Nearly half of the 37 new wind energy projects commissioned in 2014 included significant ownership stakes by First Nations, municipal corporations, and local farmers. These projects were contracted under calls for tender or feed-in-tariff (FIT) programs that targeted these partnerships.
In November 2014, Health Canada released the summary results of its study “Wind Turbine Noise and Health Study.” The study concludes that there is no evidence of a causal relationship between exposure to wind turbine noise and self-reported medical illnesses and health conditions, although it did identify a relationship with annoyance. More detailed analyses will be released through peer-reviewed conference papers and journals in 2015.

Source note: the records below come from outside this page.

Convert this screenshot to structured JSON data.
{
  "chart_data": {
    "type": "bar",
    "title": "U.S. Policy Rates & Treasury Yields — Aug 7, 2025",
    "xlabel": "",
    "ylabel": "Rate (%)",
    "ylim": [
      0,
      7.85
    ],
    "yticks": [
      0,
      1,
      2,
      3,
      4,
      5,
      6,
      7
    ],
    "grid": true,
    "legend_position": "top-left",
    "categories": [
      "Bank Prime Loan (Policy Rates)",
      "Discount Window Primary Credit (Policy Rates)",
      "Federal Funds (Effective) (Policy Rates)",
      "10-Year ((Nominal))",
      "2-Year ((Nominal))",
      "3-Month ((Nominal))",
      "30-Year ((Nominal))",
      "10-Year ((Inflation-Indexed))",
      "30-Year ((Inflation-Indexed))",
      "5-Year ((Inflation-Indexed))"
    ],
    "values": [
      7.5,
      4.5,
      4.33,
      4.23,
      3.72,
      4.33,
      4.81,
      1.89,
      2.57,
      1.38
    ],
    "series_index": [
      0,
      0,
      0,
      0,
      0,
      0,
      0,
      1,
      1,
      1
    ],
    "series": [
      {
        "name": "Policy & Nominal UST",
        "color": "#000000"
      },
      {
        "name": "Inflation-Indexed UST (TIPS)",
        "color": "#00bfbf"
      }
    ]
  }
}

The trend toward improving approaches to the grid integration of wind energy and other variable energy generation sources continued in 2014. Examples of this include: the electricity system operators in the provinces of Alberta and Ontario dispatching wind energy; the Ontario Independent Electricity System Operator (IESO) procured 34 MW of grid-connected electricity storage facilities; and the continued progress on the Pan-Canadian Wind Integration Study, which is the first time that a study will model the interconnected Canadian bulk power transmission system.
Canada also demonstrated that electricity generated by wind energy is becoming a cost-competitive option. In 2014 Hydro-Québec issued a call for tenders for 450 MW. Through this process, Hydro-Québec selected three projects totaling 446.4 MW, and will pay an average price of 0.063 CAD/kWh (0.045 EUR/kWh; 0.054 USD/kWh) for the energy.